Продолжая тему о веб-сервере Nginx, сегодня рассмотрим настройку виртуального хоста, обслуживающего сайт со статическим контентом. То бишь, никаких CGI, Perl, PHP и еже с ними. Все примеры, упоминающиеся в статье, относятся и проверялись на Debian Linux 5.0 Lenny. Владельцев других систем это никак не должно смущать, поскольку меняться могут только пути к файлам конфигурации, в то время как их содержимое применимо к любой системе, на которой работает Nginx.
 
Способ хранения файлов конфигурации

Как вы можете помнить из предыдущей статьи, в файлах конфигурации Nginx можно использовать директиву include, которая умеет включать в в основной файл конфигурации содержимое других файлов. Такой подход снабжает администраторов дополнительной гибкостью конфигурирования сервера, что зачастую экономит время и силы.

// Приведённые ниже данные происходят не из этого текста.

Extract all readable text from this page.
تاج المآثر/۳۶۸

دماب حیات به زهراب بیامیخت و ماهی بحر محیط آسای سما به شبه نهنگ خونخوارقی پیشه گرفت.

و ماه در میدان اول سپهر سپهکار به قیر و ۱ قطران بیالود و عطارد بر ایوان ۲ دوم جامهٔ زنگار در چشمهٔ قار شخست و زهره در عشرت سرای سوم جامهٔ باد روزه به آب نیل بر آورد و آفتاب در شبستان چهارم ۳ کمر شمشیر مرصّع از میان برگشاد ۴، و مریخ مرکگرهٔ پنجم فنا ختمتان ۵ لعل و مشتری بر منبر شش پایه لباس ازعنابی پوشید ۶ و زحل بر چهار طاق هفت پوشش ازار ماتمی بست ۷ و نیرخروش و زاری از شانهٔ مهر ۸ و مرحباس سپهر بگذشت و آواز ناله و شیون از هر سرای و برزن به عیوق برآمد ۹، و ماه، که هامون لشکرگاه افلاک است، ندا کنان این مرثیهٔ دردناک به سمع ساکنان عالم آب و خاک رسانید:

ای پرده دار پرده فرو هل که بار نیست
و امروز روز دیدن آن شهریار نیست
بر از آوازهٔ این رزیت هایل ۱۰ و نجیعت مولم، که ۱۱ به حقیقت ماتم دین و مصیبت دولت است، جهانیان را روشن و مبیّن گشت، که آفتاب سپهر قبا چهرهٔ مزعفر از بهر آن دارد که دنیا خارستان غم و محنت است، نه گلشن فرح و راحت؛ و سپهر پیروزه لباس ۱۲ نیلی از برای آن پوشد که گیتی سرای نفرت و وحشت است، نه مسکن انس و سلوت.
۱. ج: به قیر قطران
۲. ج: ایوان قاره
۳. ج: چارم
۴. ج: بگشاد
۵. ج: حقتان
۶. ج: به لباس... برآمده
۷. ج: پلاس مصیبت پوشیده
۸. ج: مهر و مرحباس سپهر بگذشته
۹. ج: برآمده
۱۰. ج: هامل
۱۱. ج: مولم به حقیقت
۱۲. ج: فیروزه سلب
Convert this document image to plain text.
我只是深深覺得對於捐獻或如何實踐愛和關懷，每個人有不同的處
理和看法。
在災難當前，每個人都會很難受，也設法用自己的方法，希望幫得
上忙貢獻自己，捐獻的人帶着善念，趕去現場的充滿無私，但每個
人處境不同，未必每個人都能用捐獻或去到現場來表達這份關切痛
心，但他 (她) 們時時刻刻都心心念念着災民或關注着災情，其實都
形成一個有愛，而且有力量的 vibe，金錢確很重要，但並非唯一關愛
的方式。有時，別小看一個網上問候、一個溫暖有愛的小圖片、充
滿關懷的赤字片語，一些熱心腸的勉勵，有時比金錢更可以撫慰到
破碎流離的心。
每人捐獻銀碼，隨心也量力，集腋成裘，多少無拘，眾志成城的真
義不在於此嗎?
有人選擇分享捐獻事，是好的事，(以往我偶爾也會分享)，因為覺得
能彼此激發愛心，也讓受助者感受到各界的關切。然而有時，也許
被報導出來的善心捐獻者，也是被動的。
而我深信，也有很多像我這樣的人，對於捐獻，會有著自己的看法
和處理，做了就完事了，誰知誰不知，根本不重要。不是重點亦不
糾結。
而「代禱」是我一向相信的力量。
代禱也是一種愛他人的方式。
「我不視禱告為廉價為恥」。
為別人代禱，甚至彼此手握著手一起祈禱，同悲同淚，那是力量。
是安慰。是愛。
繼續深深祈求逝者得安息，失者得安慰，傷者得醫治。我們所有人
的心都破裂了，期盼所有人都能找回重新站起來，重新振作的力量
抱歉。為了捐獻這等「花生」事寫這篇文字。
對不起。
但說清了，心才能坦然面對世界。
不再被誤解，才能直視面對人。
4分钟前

Если вы обратили внимание, в основном файле конфигурации /etc/nginx/nginx.conf нет ни слова о конфигурации виртуальных серверов. Совсем ничего не сказано о том, где находится корень документов сервера, на каком порту сервер должен ожидать входящих соединений и прочее. Однако предпоследней строкой в файле конфигурации записано следующее:

include /etc/nginx/sites-enabled/*;

То есть, из каталога /etc/nginx/sites-enabled считывается содержимое всех файлов и применяется к текущей конфигурации сервера. Заглянув в упомянутый каталог, вы увидите там один файл default, являющийся символической ссылкой на файл /etc/nginx/sites-available/default. Тоже очень удобный подход: вам вдруг понадобилось отключить какой-то виртуальный хост, вы просто удаляете символическую ссылку, а на заморачиваетесь с перемещением файла туда-сюда.

Создание виртуального сервера

Для «чистоты эксперимента» предлагаю удалить поставляемую с дистрибутивом символическую ссылку /etc/nginx/sites-enabled/default и начать, так сказать, с чистого листа.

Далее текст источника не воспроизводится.